Note:  You can determine whether admins need access to the account and billing information by checking the “Include Account Management” box.

How to associate a role & define access [Available on all plans]

  • If you’re adding a new agent, navigate to Admin -> Agents -> New Agent (or) click on the Edit icon next to the Agent name for an existing agent.

  • Under the Permission tab choose the groups you would want to add the agent as a member/ observer and define what kind of notifications need to be enabled if they’re a member/observer. 

Know more about how to Add Members and Observers

Note: The ability to add observers is only available in the Pro and Enterprise plan

  • Click on +Add Role to designate the role select the access level they need for a particular role and click on Save.

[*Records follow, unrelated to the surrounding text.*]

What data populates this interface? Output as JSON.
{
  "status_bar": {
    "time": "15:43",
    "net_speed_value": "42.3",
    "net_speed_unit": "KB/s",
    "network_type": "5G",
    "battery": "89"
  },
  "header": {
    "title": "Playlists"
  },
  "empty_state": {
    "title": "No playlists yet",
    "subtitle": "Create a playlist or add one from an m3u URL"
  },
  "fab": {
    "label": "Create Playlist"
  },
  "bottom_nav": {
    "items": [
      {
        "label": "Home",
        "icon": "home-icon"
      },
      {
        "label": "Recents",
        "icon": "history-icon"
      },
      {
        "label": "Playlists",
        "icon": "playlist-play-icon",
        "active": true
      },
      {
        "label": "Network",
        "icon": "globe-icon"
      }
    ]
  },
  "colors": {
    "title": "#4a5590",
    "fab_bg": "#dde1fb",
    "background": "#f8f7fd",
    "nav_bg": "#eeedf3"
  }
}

What are the different access levels/scopes?

Across all groups in the Helpdesk:

For eg: Sarah who is an Admin can perform all actions pertaining to the role across all groups regardless of whether she’s a part of the group.

Note: This applies to all Admin/ Account admin roles

In all groups they’re a member of: 

Example: Adam, who’s a Change Manager (Change management team, Incident team) can perform all actions pertaining to his role in groups where he has been added as a member. 

For items assigned to them: 

Example: Tony, who’s an SD Agent, can perform all actions pertaining to his role only for items assigned specifically to him.

In the groups [Only available on the Pro and Enterprise plan]

Example: Rachel, who’s a supervisor, can perform actions pertaining to her role only for the groups specified such as the facilities and operations team, and not for all the other groups that she’s a part of.